A site visitor rates a selection of products, explicitly or implicitly. Those ratings are compared with the ratings offered by other visitors. Software algorithms detect similarities. For example, a visitor receives book recommendations based on the similar purchases of others.

 

Rules versus collaborative filtering

When complex filtering is required, a rule-based system may work better than collaborative filtering, and vice versa. The following table details examples where one type of personalization is better than the other.

Scenario Which filtering type to use Reason
If the number of items offered and users who purchase them are rather low. Rules Very little room to compute user similarity necessary for collaborative filtering.
If price points are high or purchasing frequency is low.

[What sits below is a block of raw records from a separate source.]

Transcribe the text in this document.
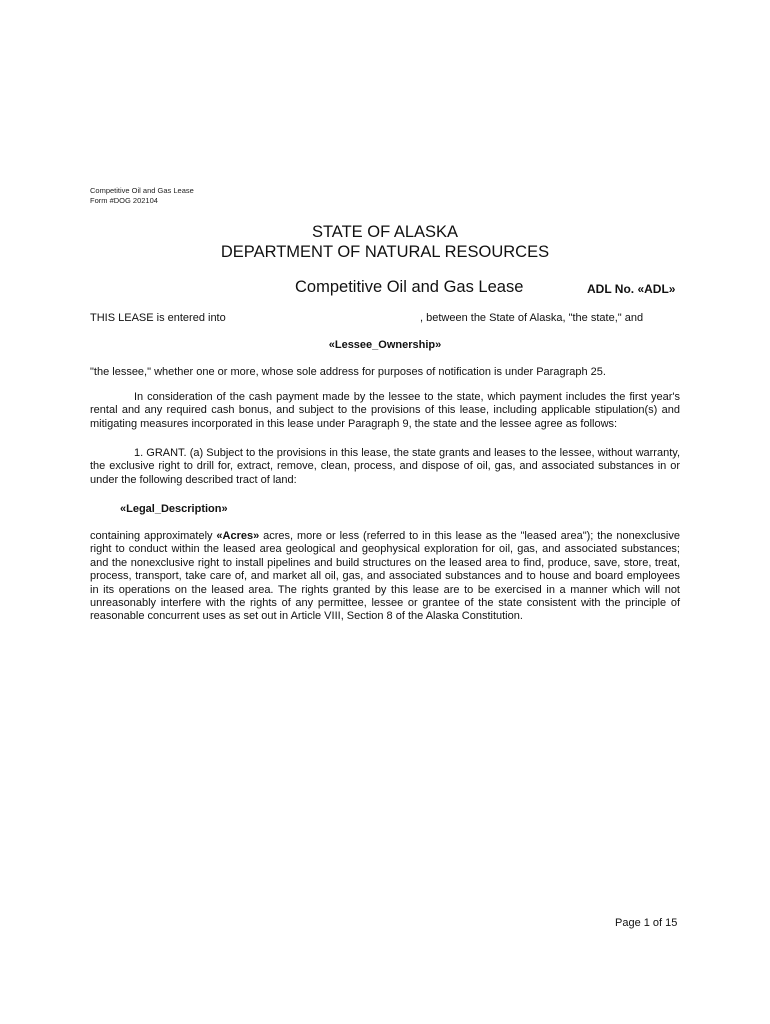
Competitive Oil and Gas Lease
Form #DOG 202104
STATE OF ALASKA
DEPARTMENT OF NATURAL RESOURCES
Competitive Oil and Gas Lease	ADL No. «ADL»
THIS LEASE is entered into	, between the State of Alaska, "the state," and
«Lessee_Ownership»
"the lessee," whether one or more, whose sole address for purposes of notification is under Paragraph 25.
In consideration of the cash payment made by the lessee to the state, which payment includes the first year's rental and any required cash bonus, and subject to the provisions of this lease, including applicable stipulation(s) and mitigating measures incorporated in this lease under Paragraph 9, the state and the lessee agree as follows:
1. GRANT. (a) Subject to the provisions in this lease, the state grants and leases to the lessee, without warranty, the exclusive right to drill for, extract, remove, clean, process, and dispose of oil, gas, and associated substances in or under the following described tract of land:
«Legal_Description»
containing approximately «Acres» acres, more or less (referred to in this lease as the "leased area"); the nonexclusive right to conduct within the leased area geological and geophysical exploration for oil, gas, and associated substances; and the nonexclusive right to install pipelines and build structures on the leased area to find, produce, save, store, treat, process, transport, take care of, and market all oil, gas, and associated substances and to house and board employees in its operations on the leased area. The rights granted by this lease are to be exercised in a manner which will not unreasonably interfere with the rights of any permittee, lessee or grantee of the state consistent with the principle of reasonable concurrent uses as set out in Article VIII, Section 8 of the Alaska Constitution.
Page 1 of 15
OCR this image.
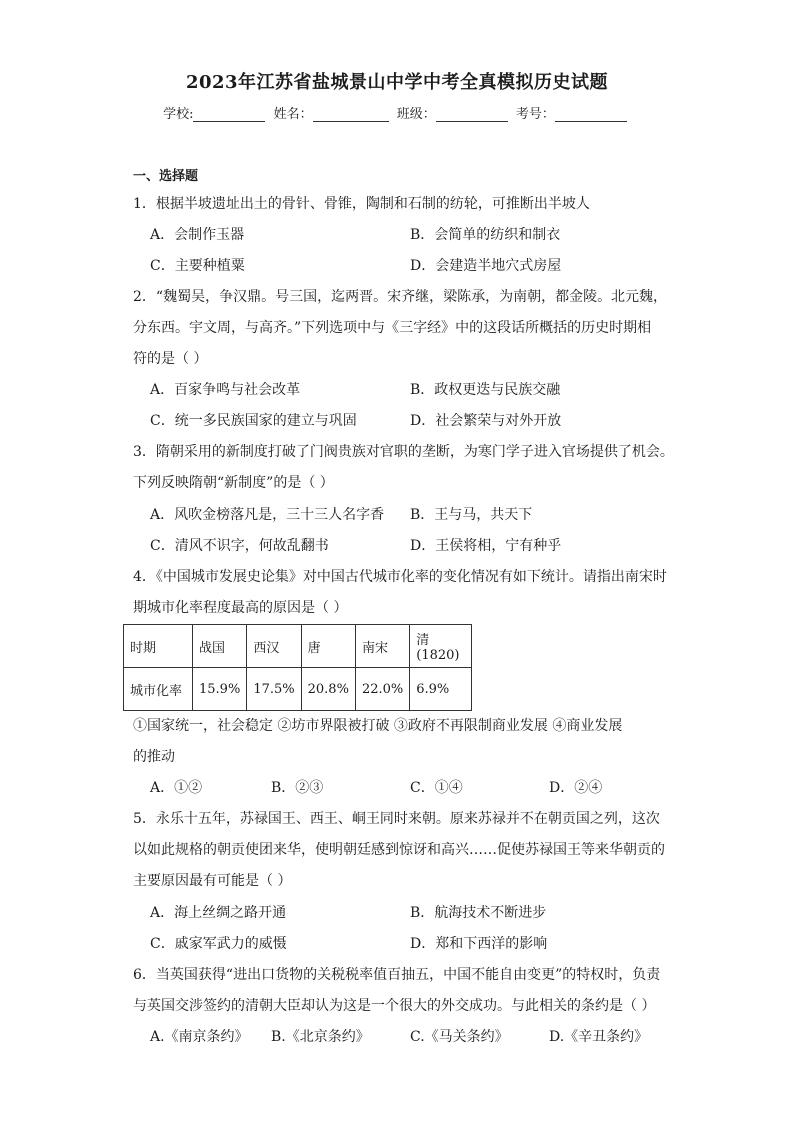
2023年江苏省盐城景山中学中考全真模拟历史试题
学校:	姓名：	班级：	考号：
一、选择题
1．根据半坡遗址出土的骨针、骨锥，陶制和石制的纺轮，可推断出半坡人
A．会制作玉器	B．会简单的纺织和制衣
C．主要种植粟	D．会建造半地穴式房屋
2．“魏蜀吴，争汉鼎。号三国，迄两晋。宋齐继，梁陈承，为南朝，都金陵。北元魏，
分东西。宇文周，与高齐。”下列选项中与《三字经》中的这段话所概括的历史时期相
符的是（ ）
A．百家争鸣与社会改革	B．政权更迭与民族交融
C．统一多民族国家的建立与巩固	D．社会繁荣与对外开放
3．隋朝采用的新制度打破了门阀贵族对官职的垄断，为寒门学子进入官场提供了机会。
下列反映隋朝“新制度”的是（ ）
A．风吹金榜落凡是，三十三人名字香 B．王与马，共天下
C．清风不识字，何故乱翻书	D．王侯将相，宁有种乎
4．《中国城市发展史论集》对中国古代城市化率的变化情况有如下统计。请指出南宋时
期城市化率程度最高的原因是（ ）
时期	战国	西汉	唐	南宋	清(1820)
城市化率	15.9%	17.5%	20.8%	22.0%	6.9%
①国家统一，社会稳定 ②坊市界限被打破 ③政府不再限制商业发展 ④商业发展
的推动
A．①②	B．②③	C．①④	D．②④
5．永乐十五年，苏禄国王、西王、峒王同时来朝。原来苏禄并不在朝贡国之列，这次
以如此规格的朝贡使团来华，使明朝廷感到惊讶和高兴……促使苏禄国王等来华朝贡的
主要原因最有可能是（ ）
A．海上丝绸之路开通	B．航海技术不断进步
C．戚家军武力的威慑	D．郑和下西洋的影响
6．当英国获得“进出口货物的关税税率值百抽五，中国不能自由变更”的特权时，负责
与英国交涉签约的清朝大臣却认为这是一个很大的外交成功。与此相关的条约是（ ）
A.《南京条约》 B.《北京条约》	C.《马关条约》	D.《辛丑条约》
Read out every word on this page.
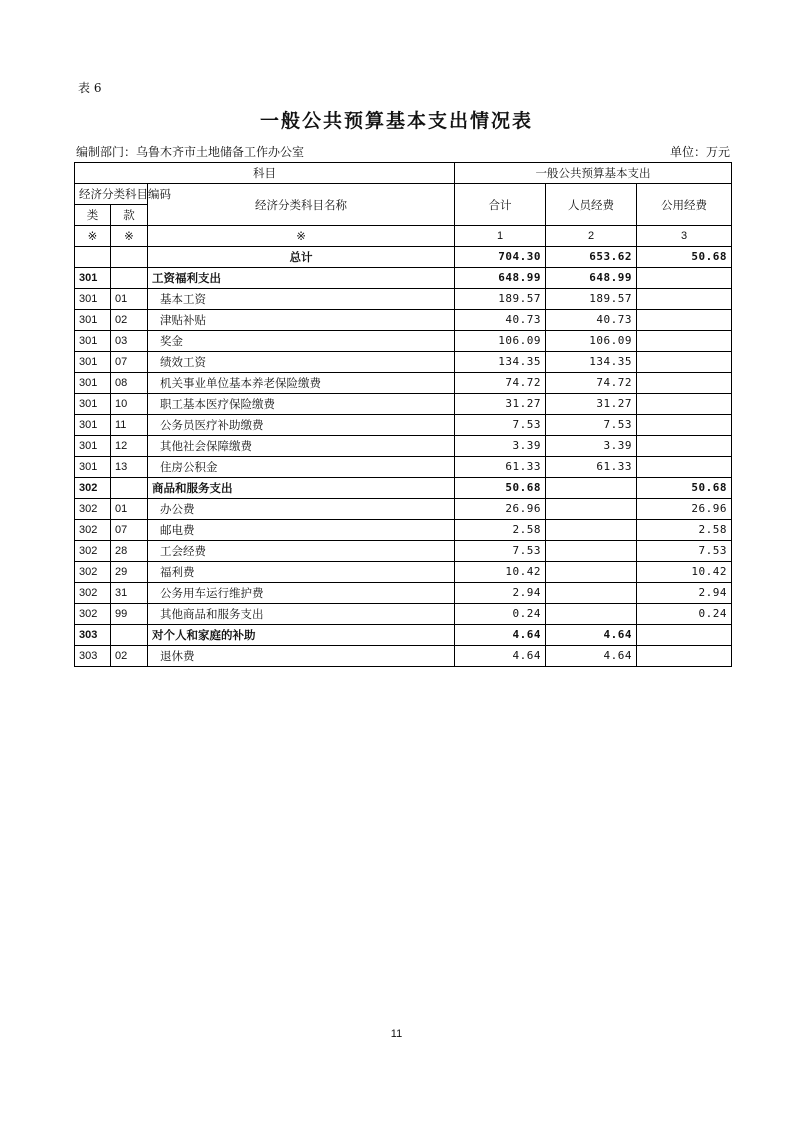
表 6
一般公共预算基本支出情况表
编制部门：乌鲁木齐市土地储备工作办公室	单位：万元
科目			一般公共预算基本支出		
经济分类科目编码		经济分类科目名称	合计	人员经费	公用经费
类	款				
※	※	※	1	2	3
		总计	704.30	653.62	50.68
301		工资福利支出	648.99	648.99	
301	01	基本工资	189.57	189.57	
301	02	津贴补贴	40.73	40.73	
301	03	奖金	106.09	106.09	
301	07	绩效工资	134.35	134.35	
301	08	机关事业单位基本养老保险缴费	74.72	74.72	
301	10	职工基本医疗保险缴费	31.27	31.27	
301	11	公务员医疗补助缴费	7.53	7.53	
301	12	其他社会保障缴费	3.39	3.39	
301	13	住房公积金	61.33	61.33	
302		商品和服务支出	50.68		50.68
302	01	办公费	26.96		26.96
302	07	邮电费	2.58		2.58
302	28	工会经费	7.53		7.53
302	29	福利费	10.42		10.42
302	31	公务用车运行维护费	2.94		2.94
302	99	其他商品和服务支出	0.24		0.24
303		对个人和家庭的补助	4.64	4.64	
303	02	退休费	4.64	4.64	
11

Rules Finite, limited arenas - collaborative filtering fails because of the inherent lack of diversity.
If there is a pre-existing dependency between items.

Example: Disability policy required for homeowner

Rules Recommending a disability policy just because collaborative filtering says many others "like this user" also bought a policy is incorrect--one must have the homeowner policy first.
If number of items offered and users who purchase them are rather high. Collaborative Cannot write rules covering all items.
If price points are low, all quite dissimilar, or the products offered have a wide range of user appeal. Collaborative The wide variance fits the collaborative filtering approach. Collaborative filtering also lowers the risk of making "bad" recommendations.
When not much information is gathered about the user, but the user can be identified, possibly by a login or cookie. Collaborative In this case, user attributes on which to base rules may be lacking. Collaborative filtering can compare the user's experiences on the site to other users.